Every year, I patiently anticipate the month of Ramadan, my favorite month of the year. For my non-Muslim friends wondering what Ramadan is, Ramadan is like Thanksgiving and Christmas, but more like 30 days of Christmas. Everyday, during the month of Ramadan about 1.6 billion Muslims around the world spend their daylight hours fasting. From sunrise to sunset, from dawn to dusk, we abstain from food, water, any sort of beverage, and other physical needs.
During the month of Ramadan, Muslims often donate to charities and feed the hungry. Fasting is intended to remind us of the suffering of those less fortunate. However, the month of Ramadan is not about suffering, it’s a month filled with gratitude, forgiveness, compassion and countless blessings. It’s about something so much greater than I could describe or put into words. Just imagine 1.6 billion people around the world united for one cause ,imagine everyone in your hemisphere breaking their fast at the exact same moment, regardless of their location . Ramadan is about oneness and unity.
Fasting isn’t just a disconnection between the human body and food, it’s about the purification of your soul, it’s about building a connection between you and your spirit and ultimately God, a connection so strong that you feel an outer body experience. The best way I could describe it, as though your soul is being nourished and cleansed while your stomach is on empty. You are preventing your mind from becoming a slave to your desires. Everyday you awake, as though you are a newborn, forgiven of your sins and shortcomings.
Ramadan is much more than not eating and drinking, it’s about self-sacrifice, it’s about strengthening your relationship with your creator, it’s about cleansing in every way possible, it’s about mending relations, asking for forgiveness, it’s about restraining from bad thoughts or words, it’s about detaching from worldly pleasures, it’s about reflection.
This year Ramadan fell in the middle of the year, despite the heat and the long hours of fasting, I’m glad that Ramadan started in June, since June is the half way mark till the end of the year. The month of Ramadan is a good way to slow us down in our tracks and let us reflect on what we have done since the beginning of the year and to prepare for what’s ahead of us. It’s a time where we can re-evaluate our lives, a time for peace and spiritual rejuvenation.
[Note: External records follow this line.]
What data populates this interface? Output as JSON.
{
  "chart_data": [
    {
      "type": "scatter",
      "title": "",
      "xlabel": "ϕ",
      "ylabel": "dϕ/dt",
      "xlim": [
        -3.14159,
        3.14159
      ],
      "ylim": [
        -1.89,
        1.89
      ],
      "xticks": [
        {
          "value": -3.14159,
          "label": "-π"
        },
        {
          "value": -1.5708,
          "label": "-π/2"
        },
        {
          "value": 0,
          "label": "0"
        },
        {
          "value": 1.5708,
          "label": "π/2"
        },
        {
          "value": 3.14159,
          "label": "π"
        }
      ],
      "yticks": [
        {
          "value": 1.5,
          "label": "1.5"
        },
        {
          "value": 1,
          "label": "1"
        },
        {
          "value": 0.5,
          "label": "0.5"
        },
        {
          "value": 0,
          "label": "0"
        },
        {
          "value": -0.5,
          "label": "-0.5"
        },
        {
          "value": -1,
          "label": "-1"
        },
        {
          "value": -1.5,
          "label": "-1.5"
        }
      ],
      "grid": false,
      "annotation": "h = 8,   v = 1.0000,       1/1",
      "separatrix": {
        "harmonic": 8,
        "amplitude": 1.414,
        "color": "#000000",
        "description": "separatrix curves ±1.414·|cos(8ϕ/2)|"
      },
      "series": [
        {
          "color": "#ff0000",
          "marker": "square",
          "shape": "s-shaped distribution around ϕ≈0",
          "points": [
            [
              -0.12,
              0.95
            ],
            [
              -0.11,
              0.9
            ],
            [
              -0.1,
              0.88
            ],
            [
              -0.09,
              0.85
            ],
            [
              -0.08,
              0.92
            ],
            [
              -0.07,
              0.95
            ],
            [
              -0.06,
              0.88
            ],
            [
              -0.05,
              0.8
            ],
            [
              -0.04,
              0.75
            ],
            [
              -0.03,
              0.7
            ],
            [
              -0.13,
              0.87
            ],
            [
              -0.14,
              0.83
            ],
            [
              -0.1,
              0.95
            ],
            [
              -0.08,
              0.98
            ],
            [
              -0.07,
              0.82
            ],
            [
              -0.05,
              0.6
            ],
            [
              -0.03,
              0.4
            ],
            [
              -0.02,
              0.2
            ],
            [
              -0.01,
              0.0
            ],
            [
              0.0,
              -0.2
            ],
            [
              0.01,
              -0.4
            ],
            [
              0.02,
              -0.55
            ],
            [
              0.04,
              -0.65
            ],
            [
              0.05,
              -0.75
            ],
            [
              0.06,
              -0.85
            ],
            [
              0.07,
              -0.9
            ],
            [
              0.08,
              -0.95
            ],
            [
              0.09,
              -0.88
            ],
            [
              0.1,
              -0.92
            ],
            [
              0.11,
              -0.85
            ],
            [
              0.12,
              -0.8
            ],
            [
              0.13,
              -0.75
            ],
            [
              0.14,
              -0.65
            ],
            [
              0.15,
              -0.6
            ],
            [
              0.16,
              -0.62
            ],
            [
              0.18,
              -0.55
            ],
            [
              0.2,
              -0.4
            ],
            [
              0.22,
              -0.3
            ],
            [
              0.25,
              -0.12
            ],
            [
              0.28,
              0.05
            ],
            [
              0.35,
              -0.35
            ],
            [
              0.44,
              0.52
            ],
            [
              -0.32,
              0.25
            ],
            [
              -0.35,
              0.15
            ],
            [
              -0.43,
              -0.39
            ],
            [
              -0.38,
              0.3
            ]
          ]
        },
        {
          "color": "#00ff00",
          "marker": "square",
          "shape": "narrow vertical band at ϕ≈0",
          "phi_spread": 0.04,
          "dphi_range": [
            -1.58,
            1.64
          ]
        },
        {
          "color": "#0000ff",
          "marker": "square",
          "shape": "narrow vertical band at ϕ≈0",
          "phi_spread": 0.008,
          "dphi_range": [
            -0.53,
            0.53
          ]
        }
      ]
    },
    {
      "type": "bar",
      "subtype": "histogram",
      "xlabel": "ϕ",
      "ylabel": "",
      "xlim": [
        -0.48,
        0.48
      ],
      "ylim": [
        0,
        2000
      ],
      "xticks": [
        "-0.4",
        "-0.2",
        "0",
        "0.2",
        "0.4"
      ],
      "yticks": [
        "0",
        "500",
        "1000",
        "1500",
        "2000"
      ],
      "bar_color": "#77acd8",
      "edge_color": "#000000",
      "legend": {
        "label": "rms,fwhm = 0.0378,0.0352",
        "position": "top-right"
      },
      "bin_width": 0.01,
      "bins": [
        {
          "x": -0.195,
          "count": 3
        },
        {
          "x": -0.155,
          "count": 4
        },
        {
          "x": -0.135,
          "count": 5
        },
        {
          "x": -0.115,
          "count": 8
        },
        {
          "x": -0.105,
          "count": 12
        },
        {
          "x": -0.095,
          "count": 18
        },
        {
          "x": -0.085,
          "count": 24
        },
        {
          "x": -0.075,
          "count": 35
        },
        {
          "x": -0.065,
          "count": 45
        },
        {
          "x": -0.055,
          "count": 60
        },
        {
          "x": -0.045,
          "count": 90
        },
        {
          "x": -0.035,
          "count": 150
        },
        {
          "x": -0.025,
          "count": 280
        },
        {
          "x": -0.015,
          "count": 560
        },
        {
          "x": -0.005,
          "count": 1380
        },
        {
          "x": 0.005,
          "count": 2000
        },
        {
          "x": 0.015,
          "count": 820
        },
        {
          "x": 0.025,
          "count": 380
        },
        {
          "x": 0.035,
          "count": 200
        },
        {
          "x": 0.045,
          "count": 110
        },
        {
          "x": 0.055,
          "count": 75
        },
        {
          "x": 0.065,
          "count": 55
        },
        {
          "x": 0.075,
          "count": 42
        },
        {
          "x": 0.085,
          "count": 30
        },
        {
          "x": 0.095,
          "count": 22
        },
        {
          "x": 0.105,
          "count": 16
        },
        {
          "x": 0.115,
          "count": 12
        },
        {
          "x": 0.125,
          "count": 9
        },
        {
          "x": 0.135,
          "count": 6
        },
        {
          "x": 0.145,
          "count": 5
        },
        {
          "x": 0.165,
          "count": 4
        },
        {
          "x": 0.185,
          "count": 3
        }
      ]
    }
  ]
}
I urge my non-Muslim friends to partake in one day of fasting. Trust me, it will be an experience you won’t forget, whatever religion you follow, just try it out for a day, and if you want to break your fast with some company you’re always welcome to come to my house. My door is always open.
For my Muslim friends, please reach out to anyone who’s spending Ramadan without their family, or anyone who wants to know about the culture of Ramadan, invite them over for iftar. Inviting someone during the month of Ramadan is one of the noblest deeds.
I wish you all a peaceful, spiritual, enlightening, enriching experience during Ramadan. Ramadan Kareem!!!